Unlimited Perfectibility

Interiors                 -                     Exteriors
Conservative         -                     Liberal
Individual              -                     Environment

The typical liberal, recall, does not believe in interior causation, or even in interiors, for that matter.

The typical liberal epistemology (e.g., John Locke) imagines that the mind is a tabula rasa, a blank slate, that is filled with pictures of the external world.

If something is wrong with the interior (if you are suffering), it is because something is first wrong with the exterior (the social institutions)—because your interior comes from the exterior.

This "blank slate" view of the human mind—with its correlates in a psychology of behaviorism and associationism, and an epistemology of empiricism—was adopted by liberalism for many reasons, not least of which that promised the "unlimited perfectibility" of human beings through various types of objective social engineering.

All innate differences, capacities, and structures were summarily rejected, and human beings, born in a state rather akin to a blob of silly putty, could thus be molded by exterior institutions and forces (behaviorism, associationism) into any desired state.

James Mill and his son John Stuart Mill embraced these ideas for a simple reason: "In psychology," John wrote of his father, "his fundamental doctrine was the formation of all human character by circumstances [objective causation], through the universal principle of association, and the consequent unlimited possibility of improving the moral and intellectual condition of mankind…."

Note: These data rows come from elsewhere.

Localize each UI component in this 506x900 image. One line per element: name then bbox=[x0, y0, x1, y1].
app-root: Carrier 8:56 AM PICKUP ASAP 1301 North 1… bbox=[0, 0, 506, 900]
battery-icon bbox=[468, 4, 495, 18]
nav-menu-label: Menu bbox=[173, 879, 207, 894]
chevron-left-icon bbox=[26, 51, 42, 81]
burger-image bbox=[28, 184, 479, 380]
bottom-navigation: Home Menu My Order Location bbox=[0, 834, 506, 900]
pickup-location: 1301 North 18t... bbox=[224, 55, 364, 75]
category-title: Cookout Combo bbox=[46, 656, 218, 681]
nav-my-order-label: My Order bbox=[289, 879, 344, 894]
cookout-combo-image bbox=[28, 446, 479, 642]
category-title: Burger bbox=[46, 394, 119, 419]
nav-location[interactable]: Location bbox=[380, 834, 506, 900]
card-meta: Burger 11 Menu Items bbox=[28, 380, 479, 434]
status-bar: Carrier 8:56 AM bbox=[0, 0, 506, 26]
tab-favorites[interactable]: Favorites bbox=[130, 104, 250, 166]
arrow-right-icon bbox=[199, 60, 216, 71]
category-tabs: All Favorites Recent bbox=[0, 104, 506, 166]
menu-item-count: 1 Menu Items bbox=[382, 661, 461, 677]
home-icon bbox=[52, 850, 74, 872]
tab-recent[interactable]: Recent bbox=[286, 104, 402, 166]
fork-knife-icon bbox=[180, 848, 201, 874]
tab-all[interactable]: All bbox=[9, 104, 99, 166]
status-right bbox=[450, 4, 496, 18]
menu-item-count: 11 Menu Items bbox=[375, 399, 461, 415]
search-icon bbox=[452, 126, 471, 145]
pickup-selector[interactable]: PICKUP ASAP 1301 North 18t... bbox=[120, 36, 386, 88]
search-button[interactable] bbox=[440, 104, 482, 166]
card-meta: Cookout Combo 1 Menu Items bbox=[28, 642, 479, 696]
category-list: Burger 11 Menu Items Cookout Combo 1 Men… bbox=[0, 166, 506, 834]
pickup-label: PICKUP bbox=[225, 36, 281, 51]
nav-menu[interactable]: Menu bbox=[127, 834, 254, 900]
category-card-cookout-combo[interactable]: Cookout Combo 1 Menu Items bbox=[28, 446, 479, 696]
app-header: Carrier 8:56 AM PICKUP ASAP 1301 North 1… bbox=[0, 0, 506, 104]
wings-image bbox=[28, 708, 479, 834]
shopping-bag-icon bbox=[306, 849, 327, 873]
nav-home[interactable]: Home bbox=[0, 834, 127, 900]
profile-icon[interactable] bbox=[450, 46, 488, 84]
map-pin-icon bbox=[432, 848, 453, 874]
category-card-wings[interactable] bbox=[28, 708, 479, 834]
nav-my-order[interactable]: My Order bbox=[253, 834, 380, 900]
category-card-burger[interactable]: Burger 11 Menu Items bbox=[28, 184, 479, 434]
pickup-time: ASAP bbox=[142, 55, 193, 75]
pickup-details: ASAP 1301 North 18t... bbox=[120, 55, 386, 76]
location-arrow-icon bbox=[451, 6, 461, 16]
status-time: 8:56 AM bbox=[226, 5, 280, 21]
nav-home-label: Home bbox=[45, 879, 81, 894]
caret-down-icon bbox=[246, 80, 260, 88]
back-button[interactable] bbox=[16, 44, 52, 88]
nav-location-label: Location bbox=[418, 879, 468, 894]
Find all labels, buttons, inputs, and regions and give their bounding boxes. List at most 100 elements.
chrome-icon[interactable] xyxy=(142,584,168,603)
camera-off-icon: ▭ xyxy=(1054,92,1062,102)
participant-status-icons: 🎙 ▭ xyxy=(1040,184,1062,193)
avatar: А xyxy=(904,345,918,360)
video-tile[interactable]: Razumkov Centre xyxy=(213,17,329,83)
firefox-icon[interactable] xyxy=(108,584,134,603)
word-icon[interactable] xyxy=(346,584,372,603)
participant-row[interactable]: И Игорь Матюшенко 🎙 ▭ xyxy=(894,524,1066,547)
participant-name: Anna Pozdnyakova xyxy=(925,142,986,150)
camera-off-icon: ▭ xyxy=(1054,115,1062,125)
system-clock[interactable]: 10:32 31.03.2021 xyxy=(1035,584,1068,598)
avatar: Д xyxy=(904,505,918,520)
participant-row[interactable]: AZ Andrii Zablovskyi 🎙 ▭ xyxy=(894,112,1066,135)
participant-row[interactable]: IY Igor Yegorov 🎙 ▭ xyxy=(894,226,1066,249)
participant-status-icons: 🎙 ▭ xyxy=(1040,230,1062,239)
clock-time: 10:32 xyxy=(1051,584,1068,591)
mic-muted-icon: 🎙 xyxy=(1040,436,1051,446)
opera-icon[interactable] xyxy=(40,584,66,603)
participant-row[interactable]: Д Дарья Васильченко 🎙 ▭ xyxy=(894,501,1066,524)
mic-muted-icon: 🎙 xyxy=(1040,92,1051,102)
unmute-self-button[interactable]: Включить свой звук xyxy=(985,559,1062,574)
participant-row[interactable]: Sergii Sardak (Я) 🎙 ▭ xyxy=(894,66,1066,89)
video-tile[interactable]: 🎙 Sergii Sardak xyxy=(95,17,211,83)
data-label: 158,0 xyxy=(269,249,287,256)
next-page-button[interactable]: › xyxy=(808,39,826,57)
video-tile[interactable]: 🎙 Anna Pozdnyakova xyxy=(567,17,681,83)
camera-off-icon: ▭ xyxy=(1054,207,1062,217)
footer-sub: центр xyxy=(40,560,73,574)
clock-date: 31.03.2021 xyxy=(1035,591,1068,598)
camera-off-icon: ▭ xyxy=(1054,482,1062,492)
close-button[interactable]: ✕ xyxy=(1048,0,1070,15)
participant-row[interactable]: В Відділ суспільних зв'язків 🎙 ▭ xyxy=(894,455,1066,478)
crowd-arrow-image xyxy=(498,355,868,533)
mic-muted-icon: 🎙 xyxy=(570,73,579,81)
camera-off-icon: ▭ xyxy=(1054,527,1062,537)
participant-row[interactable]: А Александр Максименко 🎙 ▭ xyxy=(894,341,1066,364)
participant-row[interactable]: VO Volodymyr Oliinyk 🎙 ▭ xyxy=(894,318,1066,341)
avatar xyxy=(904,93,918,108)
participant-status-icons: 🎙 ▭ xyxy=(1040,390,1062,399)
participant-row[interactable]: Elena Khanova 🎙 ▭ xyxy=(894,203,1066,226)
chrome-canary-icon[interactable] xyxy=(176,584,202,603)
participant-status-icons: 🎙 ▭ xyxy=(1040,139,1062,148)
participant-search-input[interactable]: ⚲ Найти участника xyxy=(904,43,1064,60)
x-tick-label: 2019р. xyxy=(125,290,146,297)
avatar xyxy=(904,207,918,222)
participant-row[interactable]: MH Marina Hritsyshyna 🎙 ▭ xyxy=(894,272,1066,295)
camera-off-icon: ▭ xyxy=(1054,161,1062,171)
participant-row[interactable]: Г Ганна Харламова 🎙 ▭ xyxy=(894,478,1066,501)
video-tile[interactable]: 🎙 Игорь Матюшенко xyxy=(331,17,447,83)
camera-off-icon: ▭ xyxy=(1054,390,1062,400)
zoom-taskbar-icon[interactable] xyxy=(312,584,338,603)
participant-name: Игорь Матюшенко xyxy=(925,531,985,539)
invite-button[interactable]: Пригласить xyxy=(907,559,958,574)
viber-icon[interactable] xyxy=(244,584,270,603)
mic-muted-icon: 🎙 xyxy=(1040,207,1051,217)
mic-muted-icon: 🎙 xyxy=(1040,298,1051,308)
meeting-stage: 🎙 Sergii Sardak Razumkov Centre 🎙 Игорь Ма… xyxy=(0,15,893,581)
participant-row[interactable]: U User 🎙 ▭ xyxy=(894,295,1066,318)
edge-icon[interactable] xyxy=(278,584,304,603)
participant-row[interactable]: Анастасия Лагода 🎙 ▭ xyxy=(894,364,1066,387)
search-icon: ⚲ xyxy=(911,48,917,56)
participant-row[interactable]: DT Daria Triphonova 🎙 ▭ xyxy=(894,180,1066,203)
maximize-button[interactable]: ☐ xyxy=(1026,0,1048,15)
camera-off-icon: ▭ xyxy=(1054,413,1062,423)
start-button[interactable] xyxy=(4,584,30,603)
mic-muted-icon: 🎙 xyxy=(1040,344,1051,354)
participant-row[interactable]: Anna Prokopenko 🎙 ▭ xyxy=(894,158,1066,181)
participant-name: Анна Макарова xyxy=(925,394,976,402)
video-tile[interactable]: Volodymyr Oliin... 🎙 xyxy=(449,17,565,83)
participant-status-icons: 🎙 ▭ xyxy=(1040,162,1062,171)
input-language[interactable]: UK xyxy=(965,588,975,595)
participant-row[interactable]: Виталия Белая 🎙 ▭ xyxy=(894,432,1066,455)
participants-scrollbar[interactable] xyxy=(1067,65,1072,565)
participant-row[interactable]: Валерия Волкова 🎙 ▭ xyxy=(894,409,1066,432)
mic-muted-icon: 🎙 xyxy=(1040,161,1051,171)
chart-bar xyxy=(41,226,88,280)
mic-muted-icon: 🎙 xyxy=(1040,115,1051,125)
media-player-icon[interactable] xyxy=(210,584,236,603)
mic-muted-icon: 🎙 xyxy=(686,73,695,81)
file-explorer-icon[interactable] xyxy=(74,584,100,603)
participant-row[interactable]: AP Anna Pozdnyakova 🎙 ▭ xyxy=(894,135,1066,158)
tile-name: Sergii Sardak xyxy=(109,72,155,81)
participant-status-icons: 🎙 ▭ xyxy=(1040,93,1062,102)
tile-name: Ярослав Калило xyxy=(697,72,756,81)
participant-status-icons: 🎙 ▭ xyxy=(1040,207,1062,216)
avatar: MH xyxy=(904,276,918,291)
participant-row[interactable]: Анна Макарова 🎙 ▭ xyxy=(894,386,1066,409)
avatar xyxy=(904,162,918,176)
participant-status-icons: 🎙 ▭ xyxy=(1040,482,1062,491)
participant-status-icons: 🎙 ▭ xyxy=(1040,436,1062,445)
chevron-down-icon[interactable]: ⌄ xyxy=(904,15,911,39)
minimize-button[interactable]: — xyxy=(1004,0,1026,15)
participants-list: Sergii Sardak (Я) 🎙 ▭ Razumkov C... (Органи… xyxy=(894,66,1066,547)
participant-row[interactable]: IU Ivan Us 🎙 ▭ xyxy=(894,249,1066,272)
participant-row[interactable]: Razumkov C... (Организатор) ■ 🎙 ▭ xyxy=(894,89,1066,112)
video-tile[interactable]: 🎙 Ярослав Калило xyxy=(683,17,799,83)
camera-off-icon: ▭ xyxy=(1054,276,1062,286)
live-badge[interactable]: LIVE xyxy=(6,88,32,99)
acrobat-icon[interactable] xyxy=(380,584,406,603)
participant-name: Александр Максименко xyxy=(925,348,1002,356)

This improvement could occur by behavioristic education, where the proper exteriors are imprinted on the interiors; or, especially in later versions, by more aggressive social engineering (which is why behaviorism—no matter how crude and incorrect in most respects—remained the state psychology of the Soviet Union, and it remains the implicit psychology of many forms of traditional liberalism).

"In one of his earliest speeches, [John Stuart] Mill announced that he shared his father's belief in perfectibility; that same faith is no less strongly expressed in the last of Mill's writings.

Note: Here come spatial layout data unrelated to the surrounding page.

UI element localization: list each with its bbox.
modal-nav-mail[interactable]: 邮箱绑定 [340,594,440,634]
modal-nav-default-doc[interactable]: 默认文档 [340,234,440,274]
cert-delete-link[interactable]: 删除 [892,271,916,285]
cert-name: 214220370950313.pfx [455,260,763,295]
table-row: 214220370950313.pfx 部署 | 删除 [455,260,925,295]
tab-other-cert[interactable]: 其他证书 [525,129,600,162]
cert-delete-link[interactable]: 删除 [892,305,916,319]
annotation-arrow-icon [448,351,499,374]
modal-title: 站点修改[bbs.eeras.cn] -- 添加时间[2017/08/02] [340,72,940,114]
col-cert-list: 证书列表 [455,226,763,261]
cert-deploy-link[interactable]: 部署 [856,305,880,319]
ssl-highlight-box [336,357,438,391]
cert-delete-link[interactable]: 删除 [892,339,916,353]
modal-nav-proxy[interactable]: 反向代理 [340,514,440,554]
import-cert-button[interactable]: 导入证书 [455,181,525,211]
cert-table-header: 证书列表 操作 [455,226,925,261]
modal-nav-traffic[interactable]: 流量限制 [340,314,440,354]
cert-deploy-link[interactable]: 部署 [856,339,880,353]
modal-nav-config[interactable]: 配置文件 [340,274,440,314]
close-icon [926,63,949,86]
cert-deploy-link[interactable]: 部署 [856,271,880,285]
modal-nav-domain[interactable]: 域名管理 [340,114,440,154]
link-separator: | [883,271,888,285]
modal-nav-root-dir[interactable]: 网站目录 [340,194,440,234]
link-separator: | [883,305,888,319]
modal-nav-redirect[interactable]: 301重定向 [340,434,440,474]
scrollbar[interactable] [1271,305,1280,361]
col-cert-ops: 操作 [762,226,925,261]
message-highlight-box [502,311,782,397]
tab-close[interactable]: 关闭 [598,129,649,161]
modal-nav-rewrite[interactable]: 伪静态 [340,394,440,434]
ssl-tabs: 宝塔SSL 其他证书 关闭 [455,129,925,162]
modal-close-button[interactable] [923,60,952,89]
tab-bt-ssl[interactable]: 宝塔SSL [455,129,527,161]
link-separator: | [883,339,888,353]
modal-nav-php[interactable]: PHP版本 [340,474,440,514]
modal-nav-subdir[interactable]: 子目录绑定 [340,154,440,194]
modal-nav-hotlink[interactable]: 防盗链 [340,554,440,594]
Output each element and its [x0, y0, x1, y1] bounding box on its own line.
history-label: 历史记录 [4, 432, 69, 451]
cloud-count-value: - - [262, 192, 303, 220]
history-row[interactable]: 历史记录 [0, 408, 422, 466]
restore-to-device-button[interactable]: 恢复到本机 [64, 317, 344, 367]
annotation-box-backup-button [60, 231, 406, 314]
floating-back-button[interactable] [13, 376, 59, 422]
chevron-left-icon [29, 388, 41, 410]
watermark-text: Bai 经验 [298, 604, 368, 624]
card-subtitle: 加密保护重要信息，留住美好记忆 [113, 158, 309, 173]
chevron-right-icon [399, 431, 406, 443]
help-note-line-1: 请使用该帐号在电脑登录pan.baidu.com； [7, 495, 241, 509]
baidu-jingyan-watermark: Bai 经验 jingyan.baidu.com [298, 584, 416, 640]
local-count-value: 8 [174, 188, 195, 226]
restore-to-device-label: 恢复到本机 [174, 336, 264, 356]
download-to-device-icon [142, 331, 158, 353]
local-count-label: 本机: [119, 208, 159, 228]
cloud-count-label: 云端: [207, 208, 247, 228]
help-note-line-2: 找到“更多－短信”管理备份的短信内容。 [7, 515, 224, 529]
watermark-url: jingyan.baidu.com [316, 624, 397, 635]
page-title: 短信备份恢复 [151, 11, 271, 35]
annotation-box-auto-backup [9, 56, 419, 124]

Innate differences he always rejected out of hand, never more passionately than in his The Subjection of Women (1869), in which he argued that even 'the least contestable differences' between the sexes are such that they may 'very well have been produced by circumstances [objective causation] without any differences of natural capacity [subjective causation]."

Always there is the blank slate, into which a more perfect world will be poured from the outside, with no thought that there might be realities on the interior that need to be addressed as well.

The "blank slate" meant radical social policy. "Associationism, in Mill's eyes, is not merely a psychological hypothesis, to be candidly examined as such: it is the essential presumption of a radical social policy."

[Ken Wilber]
'Some Thoughts on Integral Politics'

We [...] need to abandon the Marxist critique of race, and accept that human beings are fallible creatures who discriminate and pre-judge and sometimes fall below the standards required of the anti-racist lobby;

and that it is impossible to create a society based on the assumption that people are perfectible.

[Ed West]
The Diversity Illusion, p. 239

If we can make men happier, it does not matter if we make them poorer, it does not matter if we make them less productive, it does not matter if we make them less progressive, in the sense of merely changing their life without increasing their liking for it.